What is Manufacturing Analytics?
Manufacturing data analytics are all the technologies, operations and data generated specific to the sector. The use of these new digital resources aims to increase product quality and industrial performance. By extension, they raise a new domain of applications : data manufacturing and more precisely big data manufacturing. These applications empower production processes and supply chains with tight data integration management to enable supply chain optimization and reduce production costs.
A new automated ecosystem
Manufacturing analytics is an integral part of the fourth industrial revolution, which relies heavily on the use of digital hardware and components that can self-manage and
self-diagnose by monitoring anomaly detection and predictive analytics. The cloud and the Internet of Things are its main resources. Unlike yesterday's manufacturing industry,
Industry 4.0 tends to limit human intervention in its business processes.
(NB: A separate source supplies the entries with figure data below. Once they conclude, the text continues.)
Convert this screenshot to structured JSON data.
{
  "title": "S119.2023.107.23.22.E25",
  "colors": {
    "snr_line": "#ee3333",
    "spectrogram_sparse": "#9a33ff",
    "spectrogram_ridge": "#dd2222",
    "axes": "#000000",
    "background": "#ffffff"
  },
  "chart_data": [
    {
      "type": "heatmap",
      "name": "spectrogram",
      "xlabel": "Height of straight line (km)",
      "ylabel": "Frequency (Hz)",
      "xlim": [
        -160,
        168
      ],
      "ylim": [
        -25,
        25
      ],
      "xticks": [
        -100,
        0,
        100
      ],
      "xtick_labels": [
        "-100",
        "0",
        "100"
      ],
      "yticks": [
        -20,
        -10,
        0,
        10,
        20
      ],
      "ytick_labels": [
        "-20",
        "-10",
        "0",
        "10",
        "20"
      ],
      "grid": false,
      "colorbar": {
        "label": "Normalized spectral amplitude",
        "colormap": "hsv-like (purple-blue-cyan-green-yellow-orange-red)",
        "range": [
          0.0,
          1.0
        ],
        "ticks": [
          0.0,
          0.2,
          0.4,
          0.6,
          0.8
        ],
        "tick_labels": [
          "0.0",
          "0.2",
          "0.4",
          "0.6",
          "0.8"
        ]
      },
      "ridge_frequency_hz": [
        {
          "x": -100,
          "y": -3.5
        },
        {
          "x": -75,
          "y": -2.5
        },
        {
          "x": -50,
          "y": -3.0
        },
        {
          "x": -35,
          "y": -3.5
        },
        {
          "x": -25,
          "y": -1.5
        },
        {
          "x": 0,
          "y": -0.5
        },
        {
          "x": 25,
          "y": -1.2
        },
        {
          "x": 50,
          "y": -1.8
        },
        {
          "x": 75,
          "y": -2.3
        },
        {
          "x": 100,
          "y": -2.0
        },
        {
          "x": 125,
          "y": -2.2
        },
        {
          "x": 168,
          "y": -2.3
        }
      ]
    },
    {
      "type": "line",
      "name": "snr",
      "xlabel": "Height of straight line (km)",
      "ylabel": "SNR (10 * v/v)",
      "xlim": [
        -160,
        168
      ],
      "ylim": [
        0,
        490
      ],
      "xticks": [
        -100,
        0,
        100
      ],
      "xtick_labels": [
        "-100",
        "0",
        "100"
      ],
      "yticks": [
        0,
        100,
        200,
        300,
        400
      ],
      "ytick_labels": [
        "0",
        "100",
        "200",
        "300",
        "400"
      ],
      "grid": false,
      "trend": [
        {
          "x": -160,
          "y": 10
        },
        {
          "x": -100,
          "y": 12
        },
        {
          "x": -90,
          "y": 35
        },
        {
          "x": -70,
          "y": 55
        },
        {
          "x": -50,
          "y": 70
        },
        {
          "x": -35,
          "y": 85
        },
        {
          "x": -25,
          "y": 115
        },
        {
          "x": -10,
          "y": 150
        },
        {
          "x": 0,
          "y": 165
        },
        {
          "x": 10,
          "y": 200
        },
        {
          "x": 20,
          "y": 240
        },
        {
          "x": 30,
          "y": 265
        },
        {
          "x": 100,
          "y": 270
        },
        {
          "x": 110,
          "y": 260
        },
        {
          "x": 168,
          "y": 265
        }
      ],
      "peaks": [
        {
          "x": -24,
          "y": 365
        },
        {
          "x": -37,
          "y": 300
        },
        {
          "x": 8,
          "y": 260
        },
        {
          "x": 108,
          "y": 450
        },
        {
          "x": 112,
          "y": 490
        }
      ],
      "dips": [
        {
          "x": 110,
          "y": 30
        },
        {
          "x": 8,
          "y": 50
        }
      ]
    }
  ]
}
Manufacturing companies have struggeled with managing multiple overly complex activities necessary to the functioning of their manufacturing processes. Only large companies were able to use their data to establish a reliable supply chain that fed the production line, ensured delivery to the customer, and maintained a good level of after-sales service. The demands of global commerce have made this way of working completely obsolete without these tools. Today’s manufacturer must be able to optimize production in real time with a 360-degree view of all activities with the help of big data analytics provided by data analytics manufacturers. The big data work is becoming an important part of analytics big data dedicated to process supply chains and learning what is best for optimizing production.
An artificially intelligent production chain
Data science, Big data, the internet of things and artificial intelligence are the new tools that are now essential for production chains. Added the deployment of smart sensors that are capable of edge computing can make manufacturing processes as well as their supervision even faster. Analytics manufacturing, thanks to machine learning, provides agility to the business processes and enables the implementation of more intelligent and responsive production units.
The entire Industry 4.0 benefits from real-time action capabilities through continuous collection, storage, and analysis of production data in real time. This is precisely what Loamics offers with Loamics-Collect, Loamics-DataLake and the Loamics-AlgoEngine. The data is collected in real time and stored in a Data Lake, which accepts any type of file without limit of number or volume. They are then analyzed and exploited by reports and dashboards to create data analytics manufacturing. This new way of working has incredibly positive repercussions on the customers who see their products more personalized, delivered faster and with less defects.
How is data analytics used in manufacturing?
To fully understand how data analysis and Big Data can be used in the manufacturing processes, it is necessary to define data analytics use cases in manufacturing.
In fact, for this sector they are very numerous. It is about transforming the data collected into insights that in turn lead to decisions that are transformed into actions. They will positively affect your business processes. For all professionals in the sector, the objectives are generally the same : to improve the quality of their products, to benefit from a more reliable and efficient production tool and to increase their revenues.
Here are 4 of the most common use cases of data analytics and manufacturing depending on your needs, you may:
You will need to set up real time supervision of your business processes and the equipment they operate. Determine your production capacities; increase your productivity, and optimize your maintenance actions.
You will need to set up real-time measurement and supervision of product quality. This allows you to determine the defect causes. You may then improve the reliability of your business processes and increase the level of guarantee of your products.
You will need production analysis so you can forecast demand and better manage your orders. You can also optimize inventory and improve relationships with suppliers. Production analysis often integrates transportation optimization making it possible to deploy alert systems to manage any routing problems.
You will need the capacity of analyzing the efficiency of your transportation and delivery capabilities, to better support after-sales service and field support requests. Because your inventory can better managed, you can improve your supply performance.
How can manufacturers benefit from data analytics?
The benefits of data analysis for manufacturers are difficult to quantify because they are so numerous. In fact, it is a true revolution in production practices allowing them to envision rapid growth through high levels of decision making.
Production analytics provide continuous, real-time awareness of all production activities, from procurement to delivery. This gives industry decision makers an unparalleled competitive advantage over those who do not use production analytics. Manufacturers who have already made their digital transformation, and many have, can gain new production superpowers by adding a layer of intelligence to their existing digital assets. They optimize their costs, significantly increase the quality of their products, and can accelerate their decision making. It has a strong impact on the innovations made to their manufacturing methods and on the quality of their products.
If data is the new oil for most of 4.0 industries, it undoubtedly the new lever which allows the manufacturing sector to produce and deliver better goods, faster. This seems to be the only way to face competition, especially from Southeast Asia, which has cheap labor and ever cheaper supply routes. For production specialists, there is no doubt that the savings that some are making on labor costs can only be countered by gains made through more rational business processes achieved by intelligent tools.